The city’s many companies are concerned about how the new law could affect handling economic data or exclusive research, said George Chen, Hong Kong-based managing director for American policy consulting firm The Asia Group.
A public consultation document proposed criminal prosecution for unlawfully disclosing state secrets, echoing the broad definition of secrets used in mainland China, which covers economic, social and technological developments among other areas.
Last year, Chinese authorities raided the offices of consulting firm Capvision and corporate due diligence firm Mintz Group in mainland China as part of an ongoing crackdown on foreign businesses that handle sensitive economic data. An employee of a Japanese drug maker was also detained on spying charges.

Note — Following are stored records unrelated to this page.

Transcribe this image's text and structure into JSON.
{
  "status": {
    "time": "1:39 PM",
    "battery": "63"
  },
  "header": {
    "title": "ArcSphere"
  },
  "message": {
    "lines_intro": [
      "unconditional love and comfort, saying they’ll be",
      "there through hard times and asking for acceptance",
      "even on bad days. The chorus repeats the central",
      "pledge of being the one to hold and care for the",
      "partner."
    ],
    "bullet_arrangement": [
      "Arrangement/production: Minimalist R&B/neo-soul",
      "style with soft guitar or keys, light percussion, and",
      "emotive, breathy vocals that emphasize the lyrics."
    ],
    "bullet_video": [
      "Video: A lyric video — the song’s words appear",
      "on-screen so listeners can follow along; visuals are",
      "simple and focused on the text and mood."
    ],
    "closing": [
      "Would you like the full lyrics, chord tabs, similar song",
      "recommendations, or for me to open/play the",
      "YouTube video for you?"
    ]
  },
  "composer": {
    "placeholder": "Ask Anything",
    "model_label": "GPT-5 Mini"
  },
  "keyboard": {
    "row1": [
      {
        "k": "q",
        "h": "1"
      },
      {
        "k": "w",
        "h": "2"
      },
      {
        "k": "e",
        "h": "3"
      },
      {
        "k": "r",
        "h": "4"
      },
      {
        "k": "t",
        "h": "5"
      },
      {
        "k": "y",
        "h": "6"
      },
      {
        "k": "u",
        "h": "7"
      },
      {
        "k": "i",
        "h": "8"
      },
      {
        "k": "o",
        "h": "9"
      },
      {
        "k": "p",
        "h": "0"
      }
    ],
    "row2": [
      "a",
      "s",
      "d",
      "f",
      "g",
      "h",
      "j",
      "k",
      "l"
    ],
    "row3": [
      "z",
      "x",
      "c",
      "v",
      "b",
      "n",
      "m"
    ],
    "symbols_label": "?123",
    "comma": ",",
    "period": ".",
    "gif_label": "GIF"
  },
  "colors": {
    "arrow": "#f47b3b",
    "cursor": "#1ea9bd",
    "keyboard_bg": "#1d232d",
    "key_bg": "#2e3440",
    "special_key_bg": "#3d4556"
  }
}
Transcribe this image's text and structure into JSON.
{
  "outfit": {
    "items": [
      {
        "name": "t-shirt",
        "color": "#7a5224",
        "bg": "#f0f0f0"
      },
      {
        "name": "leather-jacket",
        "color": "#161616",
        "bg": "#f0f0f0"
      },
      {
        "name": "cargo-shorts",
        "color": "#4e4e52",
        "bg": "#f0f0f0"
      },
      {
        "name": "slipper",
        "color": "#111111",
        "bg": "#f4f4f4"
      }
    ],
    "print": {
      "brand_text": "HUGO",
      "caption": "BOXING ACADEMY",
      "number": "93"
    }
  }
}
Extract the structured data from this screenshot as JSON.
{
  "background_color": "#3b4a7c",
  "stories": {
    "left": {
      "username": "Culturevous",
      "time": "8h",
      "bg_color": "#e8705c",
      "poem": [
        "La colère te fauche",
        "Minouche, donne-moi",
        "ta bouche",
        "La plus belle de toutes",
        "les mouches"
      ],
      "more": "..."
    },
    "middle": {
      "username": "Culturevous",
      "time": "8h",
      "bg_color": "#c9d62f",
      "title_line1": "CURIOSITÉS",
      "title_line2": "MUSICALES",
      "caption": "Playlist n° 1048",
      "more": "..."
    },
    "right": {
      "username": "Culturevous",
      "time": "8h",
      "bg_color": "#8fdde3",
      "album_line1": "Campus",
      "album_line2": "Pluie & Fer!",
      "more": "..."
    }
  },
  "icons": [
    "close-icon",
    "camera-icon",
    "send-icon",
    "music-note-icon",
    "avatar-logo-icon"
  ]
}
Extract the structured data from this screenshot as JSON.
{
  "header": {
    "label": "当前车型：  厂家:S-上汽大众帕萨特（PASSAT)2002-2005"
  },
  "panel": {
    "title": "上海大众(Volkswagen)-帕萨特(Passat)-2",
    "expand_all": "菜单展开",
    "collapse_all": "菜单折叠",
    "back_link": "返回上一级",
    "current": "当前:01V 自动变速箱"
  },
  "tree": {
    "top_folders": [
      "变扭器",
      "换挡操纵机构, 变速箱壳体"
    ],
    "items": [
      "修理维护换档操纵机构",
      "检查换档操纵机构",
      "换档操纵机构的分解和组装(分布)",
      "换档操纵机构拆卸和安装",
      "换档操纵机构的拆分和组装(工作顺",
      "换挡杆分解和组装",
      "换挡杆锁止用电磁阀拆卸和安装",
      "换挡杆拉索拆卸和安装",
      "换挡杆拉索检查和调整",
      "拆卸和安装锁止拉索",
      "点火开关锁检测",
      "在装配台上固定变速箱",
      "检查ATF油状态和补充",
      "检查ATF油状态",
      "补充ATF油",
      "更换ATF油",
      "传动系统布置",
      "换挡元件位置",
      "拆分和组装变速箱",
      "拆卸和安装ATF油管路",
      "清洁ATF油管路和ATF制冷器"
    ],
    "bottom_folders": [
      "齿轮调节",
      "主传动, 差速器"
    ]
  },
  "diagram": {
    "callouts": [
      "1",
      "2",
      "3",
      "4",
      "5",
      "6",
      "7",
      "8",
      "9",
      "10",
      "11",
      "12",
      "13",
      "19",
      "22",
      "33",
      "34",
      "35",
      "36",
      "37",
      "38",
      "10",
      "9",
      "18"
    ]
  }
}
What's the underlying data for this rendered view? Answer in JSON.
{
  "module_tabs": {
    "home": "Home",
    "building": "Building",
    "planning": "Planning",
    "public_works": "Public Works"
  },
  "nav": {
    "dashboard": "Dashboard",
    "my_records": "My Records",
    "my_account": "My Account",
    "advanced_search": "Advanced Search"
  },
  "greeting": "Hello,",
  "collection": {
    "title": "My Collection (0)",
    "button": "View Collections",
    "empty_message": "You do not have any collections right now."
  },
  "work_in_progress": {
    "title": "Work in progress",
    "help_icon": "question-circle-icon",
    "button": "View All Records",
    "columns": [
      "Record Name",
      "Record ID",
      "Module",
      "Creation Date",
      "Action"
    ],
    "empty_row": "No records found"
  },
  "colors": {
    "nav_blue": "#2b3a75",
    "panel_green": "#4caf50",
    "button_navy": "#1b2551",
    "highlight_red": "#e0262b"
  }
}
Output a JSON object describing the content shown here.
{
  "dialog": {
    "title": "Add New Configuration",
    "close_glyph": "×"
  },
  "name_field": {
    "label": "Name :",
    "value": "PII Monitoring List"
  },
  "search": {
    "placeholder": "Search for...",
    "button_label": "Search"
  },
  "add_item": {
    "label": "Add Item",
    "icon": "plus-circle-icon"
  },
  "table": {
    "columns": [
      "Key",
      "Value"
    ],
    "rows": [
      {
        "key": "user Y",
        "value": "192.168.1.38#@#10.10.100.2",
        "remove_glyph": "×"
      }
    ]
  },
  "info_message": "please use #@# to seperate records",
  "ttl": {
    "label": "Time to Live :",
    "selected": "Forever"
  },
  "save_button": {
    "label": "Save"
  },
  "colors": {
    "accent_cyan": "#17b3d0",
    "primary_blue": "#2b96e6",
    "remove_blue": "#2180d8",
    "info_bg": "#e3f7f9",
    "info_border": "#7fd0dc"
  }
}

In response to questions from media, the government said in an email that the legislation targets “an extremely small minority of people who endanger national security,” insisting that normal business people, individuals, organizations and the media sector “will not unwittingly violate the law.”
It added that countries including Britain, the U.S. and Canada also have state secrets laws that cover sensitive information beyond traditional security fields, provided its unauthorized disclosure could jeopardize national security.
It’s not clear when the government will table a bill in the legislature. A one-month public comment period ends Wednesday, and the government has said it intends to pass the law this year. With the legislature packed with Beijing loyalists following an electoral overhaul, it’s expected to pass easily.
Johannes Hack, the president of the German Chamber of Commerce in Hong Kong, told media that the new law could change how people see the city’s status in China. For decades, Beijing allowed the city to maintain rule of law and civil liberties under a policy called “one country, two systems.”
The new definition of state secrets, he said in an email, “may increase the perception that the ‘one country’ aspect of Hong Kong’s special status is more in focus than the “two systems.’”
“For Hong Kong to present a distinctive business advantage vis-a-vis the mainland, the two systems part is however quite important. Hong Kong in our view should be different ‘in fact and feeling,’” Hack said. The costs for businesses to comply with the “quite broad definition” of state secrets may also lead to investment being channeled elsewhere, he added.
The European Chamber of Commerce in Hong Kong said it will study the consultation with great interest, while the American Chamber of Commerce said it was still soliciting members’ views.
Journalists, too, fear the implications of the new law.
A leading group for media professionals, Hong Kong Journalists Association, said in a submission to the government that all members who took part in a survey this month felt the new law would negatively affect press freedom, with 90% saying the effect would be significant.
The association said the broad and vague definition of state secrets would make it challenging for journalists to make sound judgement on what could constitute a threat to national security, and that could deter the press from reporting.